@ram1901, I'm sure this has been mentioned before (and I've been lurking on this thread since it began, and have read all 815 pages), we're just about 42% of the way through 2020 and are at >100k deaths for Covid. IMO (and this is solely my observational opinion) there are basically 3 possible short-term outcomes:
1) As a society, we tilt towards more responsible behavior and
infection rates fall - regardless of successful drug/vaccine treatment discoveries (least likely)
2) The USA continues on the path we're on - localized & fragmented behavior, with varying effectiveness, resulting in a more or less consistent infection rate - and
the rate of new infections/deaths stays about the same (more likely)

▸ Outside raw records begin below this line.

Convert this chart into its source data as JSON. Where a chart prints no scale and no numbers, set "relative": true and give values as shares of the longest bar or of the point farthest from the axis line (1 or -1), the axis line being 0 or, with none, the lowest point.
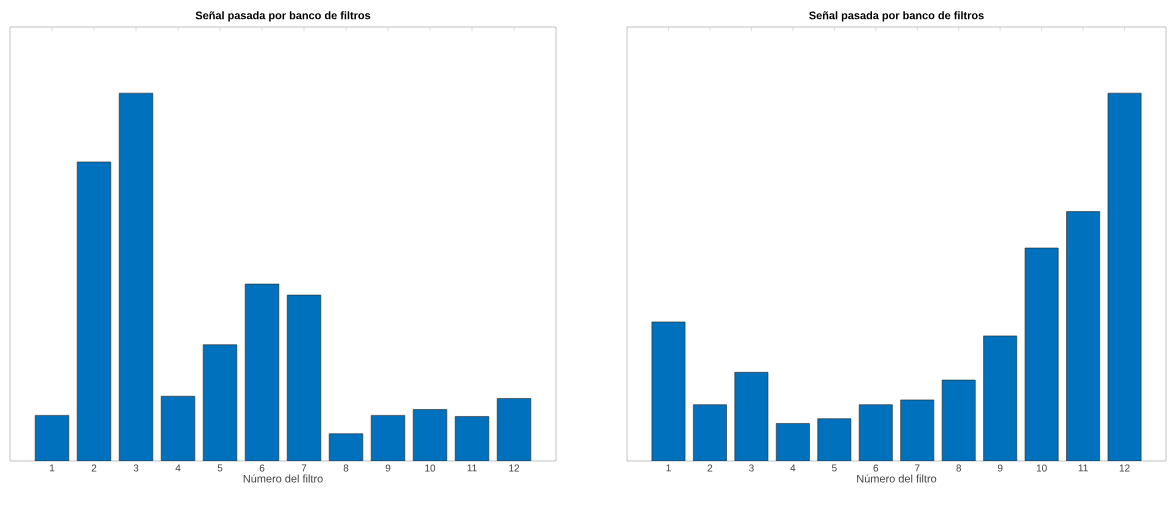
{
  "chart_data": [
    {
      "type": "bar",
      "title": "Señal pasada por banco de filtros",
      "xlabel": "Número del filtro",
      "categories": [
        "1",
        "2",
        "3",
        "4",
        "5",
        "6",
        "7",
        "8",
        "9",
        "10",
        "11",
        "12"
      ],
      "values": [
        0.124,
        0.813,
        1,
        0.176,
        0.316,
        0.481,
        0.451,
        0.074,
        0.124,
        0.14,
        0.121,
        0.17
      ],
      "color": "#0072bd",
      "relative": true
    },
    {
      "type": "bar",
      "title": "Señal pasada por banco de filtros",
      "xlabel": "Número del filtro",
      "categories": [
        "1",
        "2",
        "3",
        "4",
        "5",
        "6",
        "7",
        "8",
        "9",
        "10",
        "11",
        "12"
      ],
      "values": [
        0.378,
        0.153,
        0.241,
        0.102,
        0.115,
        0.153,
        0.166,
        0.22,
        0.34,
        0.579,
        0.678,
        1
      ],
      "color": "#0072bd",
      "relative": true
    }
  ]
}
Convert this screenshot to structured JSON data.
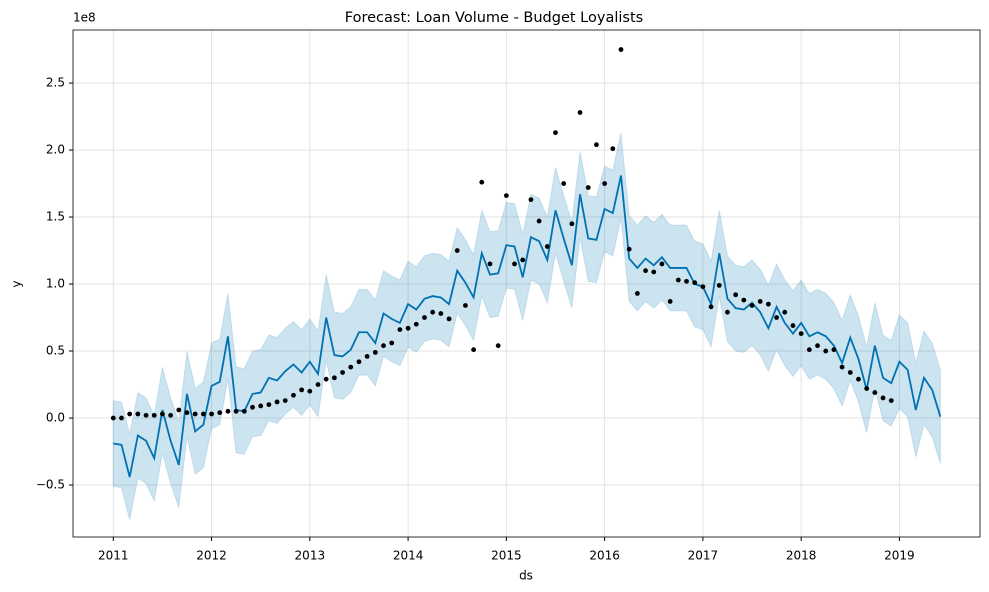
{
  "chart_data": {
    "type": "line",
    "title": "Forecast: Loan Volume - Budget Loyalists",
    "xlabel": "ds",
    "ylabel": "y",
    "y_offset_label": "1e8",
    "grid": true,
    "x": [
      "2011-01",
      "2011-02",
      "2011-03",
      "2011-04",
      "2011-05",
      "2011-06",
      "2011-07",
      "2011-08",
      "2011-09",
      "2011-10",
      "2011-11",
      "2011-12",
      "2012-01",
      "2012-02",
      "2012-03",
      "2012-04",
      "2012-05",
      "2012-06",
      "2012-07",
      "2012-08",
      "2012-09",
      "2012-10",
      "2012-11",
      "2012-12",
      "2013-01",
      "2013-02",
      "2013-03",
      "2013-04",
      "2013-05",
      "2013-06",
      "2013-07",
      "2013-08",
      "2013-09",
      "2013-10",
      "2013-11",
      "2013-12",
      "2014-01",
      "2014-02",
      "2014-03",
      "2014-04",
      "2014-05",
      "2014-06",
      "2014-07",
      "2014-08",
      "2014-09",
      "2014-10",
      "2014-11",
      "2014-12",
      "2015-01",
      "2015-02",
      "2015-03",
      "2015-04",
      "2015-05",
      "2015-06",
      "2015-07",
      "2015-08",
      "2015-09",
      "2015-10",
      "2015-11",
      "2015-12",
      "2016-01",
      "2016-02",
      "2016-03",
      "2016-04",
      "2016-05",
      "2016-06",
      "2016-07",
      "2016-08",
      "2016-09",
      "2016-10",
      "2016-11",
      "2016-12",
      "2017-01",
      "2017-02",
      "2017-03",
      "2017-04",
      "2017-05",
      "2017-06",
      "2017-07",
      "2017-08",
      "2017-09",
      "2017-10",
      "2017-11",
      "2017-12",
      "2018-01",
      "2018-02",
      "2018-03",
      "2018-04",
      "2018-05",
      "2018-06",
      "2018-07",
      "2018-08",
      "2018-09",
      "2018-10",
      "2018-11",
      "2018-12",
      "2019-01",
      "2019-02",
      "2019-03",
      "2019-04",
      "2019-05",
      "2019-06"
    ],
    "band": {
      "color": "#0072b2",
      "upper": [
        0.13,
        0.12,
        -0.12,
        0.19,
        0.15,
        0.02,
        0.38,
        0.15,
        -0.03,
        0.5,
        0.22,
        0.27,
        0.56,
        0.59,
        0.93,
        0.38,
        0.37,
        0.5,
        0.51,
        0.62,
        0.6,
        0.67,
        0.72,
        0.66,
        0.74,
        0.65,
        1.07,
        0.79,
        0.78,
        0.83,
        0.96,
        0.96,
        0.88,
        1.1,
        1.06,
        1.03,
        1.17,
        1.13,
        1.21,
        1.23,
        1.22,
        1.17,
        1.42,
        1.33,
        1.22,
        1.55,
        1.39,
        1.4,
        1.61,
        1.6,
        1.37,
        1.67,
        1.64,
        1.5,
        1.87,
        1.66,
        1.46,
        1.99,
        1.66,
        1.65,
        1.88,
        1.85,
        2.13,
        1.51,
        1.44,
        1.51,
        1.46,
        1.52,
        1.44,
        1.44,
        1.44,
        1.32,
        1.3,
        1.17,
        1.55,
        1.21,
        1.14,
        1.13,
        1.18,
        1.11,
        0.99,
        1.15,
        1.03,
        0.95,
        1.03,
        0.93,
        0.96,
        0.93,
        0.86,
        0.73,
        0.92,
        0.76,
        0.53,
        0.86,
        0.62,
        0.58,
        0.77,
        0.71,
        0.41,
        0.65,
        0.56,
        0.36
      ],
      "lower": [
        -0.51,
        -0.52,
        -0.76,
        -0.45,
        -0.49,
        -0.62,
        -0.26,
        -0.49,
        -0.67,
        -0.14,
        -0.42,
        -0.37,
        -0.08,
        -0.05,
        0.29,
        -0.26,
        -0.27,
        -0.14,
        -0.13,
        -0.02,
        -0.04,
        0.03,
        0.08,
        0.02,
        0.1,
        0.01,
        0.43,
        0.15,
        0.14,
        0.19,
        0.32,
        0.32,
        0.24,
        0.46,
        0.42,
        0.39,
        0.53,
        0.49,
        0.57,
        0.59,
        0.58,
        0.53,
        0.78,
        0.69,
        0.58,
        0.91,
        0.75,
        0.76,
        0.97,
        0.96,
        0.73,
        1.03,
        1.0,
        0.86,
        1.23,
        1.02,
        0.82,
        1.35,
        1.02,
        1.01,
        1.24,
        1.21,
        1.49,
        0.87,
        0.8,
        0.87,
        0.82,
        0.88,
        0.8,
        0.8,
        0.8,
        0.68,
        0.66,
        0.53,
        0.91,
        0.57,
        0.5,
        0.49,
        0.54,
        0.47,
        0.35,
        0.51,
        0.39,
        0.31,
        0.39,
        0.29,
        0.32,
        0.29,
        0.22,
        0.09,
        0.28,
        0.12,
        -0.11,
        0.22,
        -0.02,
        -0.06,
        0.07,
        0.01,
        -0.29,
        -0.05,
        -0.14,
        -0.34
      ]
    },
    "series": [
      {
        "mark": "line",
        "color": "#0072b2",
        "values": [
          -0.19,
          -0.2,
          -0.44,
          -0.13,
          -0.17,
          -0.3,
          0.06,
          -0.17,
          -0.35,
          0.18,
          -0.1,
          -0.05,
          0.24,
          0.27,
          0.61,
          0.06,
          0.05,
          0.18,
          0.19,
          0.3,
          0.28,
          0.35,
          0.4,
          0.34,
          0.42,
          0.33,
          0.75,
          0.47,
          0.46,
          0.51,
          0.64,
          0.64,
          0.56,
          0.78,
          0.74,
          0.71,
          0.85,
          0.81,
          0.89,
          0.91,
          0.9,
          0.85,
          1.1,
          1.01,
          0.9,
          1.23,
          1.07,
          1.08,
          1.29,
          1.28,
          1.05,
          1.35,
          1.32,
          1.18,
          1.55,
          1.34,
          1.14,
          1.67,
          1.34,
          1.33,
          1.56,
          1.53,
          1.81,
          1.19,
          1.12,
          1.19,
          1.14,
          1.2,
          1.12,
          1.12,
          1.12,
          1.0,
          0.98,
          0.85,
          1.23,
          0.89,
          0.82,
          0.81,
          0.86,
          0.79,
          0.67,
          0.83,
          0.71,
          0.63,
          0.71,
          0.61,
          0.64,
          0.61,
          0.54,
          0.41,
          0.6,
          0.44,
          0.21,
          0.54,
          0.3,
          0.26,
          0.42,
          0.36,
          0.06,
          0.3,
          0.21,
          0.01
        ]
      },
      {
        "mark": "dot",
        "color": "#000000",
        "values": [
          0.0,
          0.0,
          0.03,
          0.03,
          0.02,
          0.02,
          0.03,
          0.02,
          0.06,
          0.04,
          0.03,
          0.03,
          0.03,
          0.04,
          0.05,
          0.05,
          0.05,
          0.08,
          0.09,
          0.1,
          0.12,
          0.13,
          0.17,
          0.21,
          0.2,
          0.25,
          0.29,
          0.3,
          0.34,
          0.38,
          0.42,
          0.46,
          0.49,
          0.54,
          0.56,
          0.66,
          0.67,
          0.7,
          0.75,
          0.79,
          0.78,
          0.74,
          1.25,
          0.84,
          0.51,
          1.76,
          1.15,
          0.54,
          1.66,
          1.15,
          1.18,
          1.63,
          1.47,
          1.28,
          2.13,
          1.75,
          1.45,
          2.28,
          1.72,
          2.04,
          1.75,
          2.01,
          2.75,
          1.26,
          0.93,
          1.1,
          1.09,
          1.15,
          0.87,
          1.03,
          1.02,
          1.01,
          0.98,
          0.83,
          0.99,
          0.79,
          0.92,
          0.88,
          0.84,
          0.87,
          0.85,
          0.75,
          0.79,
          0.69,
          0.63,
          0.51,
          0.54,
          0.5,
          0.51,
          0.38,
          0.34,
          0.29,
          0.22,
          0.19,
          0.15,
          0.13,
          null,
          null,
          null,
          null,
          null,
          null
        ]
      }
    ],
    "xlim": [
      2010.59,
      2019.82
    ],
    "xticks": [
      2011,
      2012,
      2013,
      2014,
      2015,
      2016,
      2017,
      2018,
      2019
    ],
    "ylim": [
      -0.888,
      2.896
    ],
    "yticks": [
      {
        "value": -0.5,
        "label": "−0.5"
      },
      {
        "value": 0,
        "label": "0.0"
      },
      {
        "value": 0.5,
        "label": "0.5"
      },
      {
        "value": 1,
        "label": "1.0"
      },
      {
        "value": 1.5,
        "label": "1.5"
      },
      {
        "value": 2,
        "label": "2.0"
      },
      {
        "value": 2.5,
        "label": "2.5"
      }
    ]
  }
}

3) Our fearless leadership continues to push for reopening, restarting the economy, ignoring science and undermining responsible individuals, health/medical organizations, ideas & behaviors, and we experience a large second wave, similar to the 1918-1920 flu pandemic;
infection rates dramatically increase (most likely)
For option #1 that will land Covid somewhere just below cancer and well above Alzheimer's.
For option #2, it would put us on track for roughly
250k deaths in 2020 assuming the math stays consistent and no effective treatments are discovered before the end of the year. This would put Covid as the 3rd leading cause of death.
For option #3, prediction is a little more difficult for a non-medical professional like myself, but will most certainly approach cancer and heart disease as the most common causes of death, by the time 2020 is over. And if we don't get a handle on it by 2021....well...I don't want to think about that.
Again, this is all my opinion/observation and I'm no doctor, epidemiologist or public health professional.
/TCP
PS: There is always the chance that an anti-black swan event will somehow make the coronavirus disappear, but as they say in the military, hope is not a strategy.